This was a vote on passage of the Federal Aviation Administration (FAA) Reauthorization Act. The reauthorization bill provided $70 billion for airport capital improvements and $16.2 billion in airport improvement funding around the country. It also required additional air safety requirements, including semi-annual FAA inspections of foreign repair stations, and drug and alcohol testing on those working on U.S. aircraft. In addition, the increased the maximum passenger facility fee that airports can charge.

Rep. Arcuri (D-NY) began his statement in support of the bill and the rule for it by acknowledging that many of the safety improvements mandated by the bill “come with increased costs”. However, he added that the measure was still “long overdue.” There were some Republicans who spoke favorably of the bill, including Rep. Lincoln Diaz-Balart (R-FL). He said that “(I)f U.S. air travel is to continue its fundamental role in our economy, we have to make certain that we have the safest, most modern and efficient transportation system in the world. By reauthorizing the Federal Aviation Administration funding and safety oversight programs, the underlying legislation that is being brought to the floor takes an important step toward that goal. “

A number of Republicans had significant concerns about various elements of the legislation. Rep.

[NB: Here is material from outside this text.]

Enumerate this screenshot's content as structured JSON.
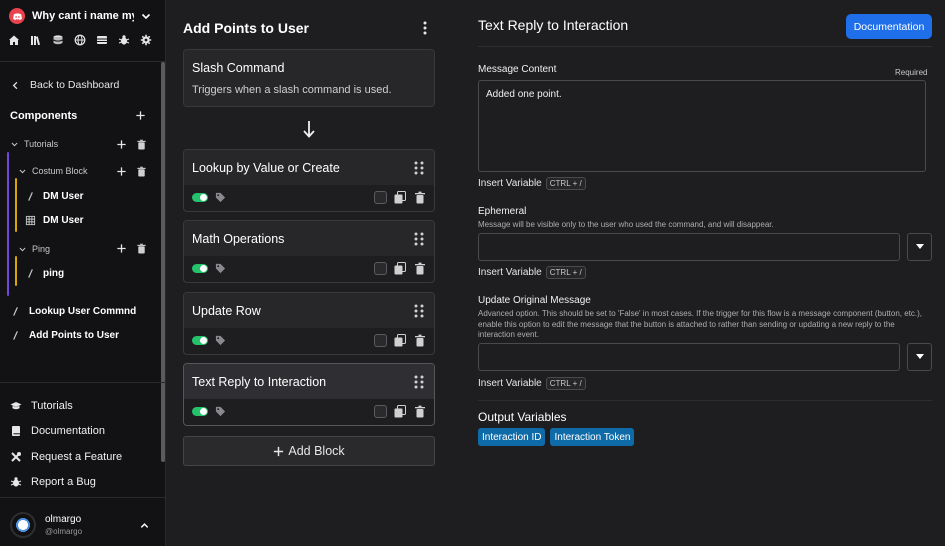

Blackburn (R-TN) claimed that the bill “detrimentally impacts American job creation, and will further exacerbate the federal deficit during an economic downturn.” She pointed to the language she said “rewrites modern aviation labor law by requiring FedEx Express employees to organize under the National Labor Relations Act (NLRA) rather than the Railway Labor Act (RLA),” which she said “will almost certainly disrupt the company's plans for economic expansion. Furthermore, H.R. 915 would terminate airline code-share alliance agreements between airlines and the U.S. Government after three years. In so doing the legislation will disrupt antitrust protection that is considered critical by the airline industry, and threaten at least 15,000 domestic airline jobs.”

Rep. Blackburn also argued that the multi-billion dollar outlay in the bill from “a federal budget already stretched thin by trillions of dollars in deficit spending . . . will only add to the credit card tab mounting at an astonishing pace in only five months of unified Democrat leadership.

Rep. Petri (R-WI) said: (W)hile there are clearly many useful provisions . . . which we do support, there are, unfortunately, several which we do not. And . . . one of the important areas (is) . . . the foreign repair station inspection language. He said that requiring twice annual inspections of repair stations in Europe would be opposed by the European Union and will violate the spirit of the United States-European Union Bilateral Aviation Safety Agreement.”

The bill passed by a vote of 277-136. Two hundred and forty Democrats and thirty-seven Republicans voted “aye”. One hundred and thirty-two Republicans and four Democrats voted “nay”. As a result, the House approved and sent to the Senate the FAA Reauthorization Act.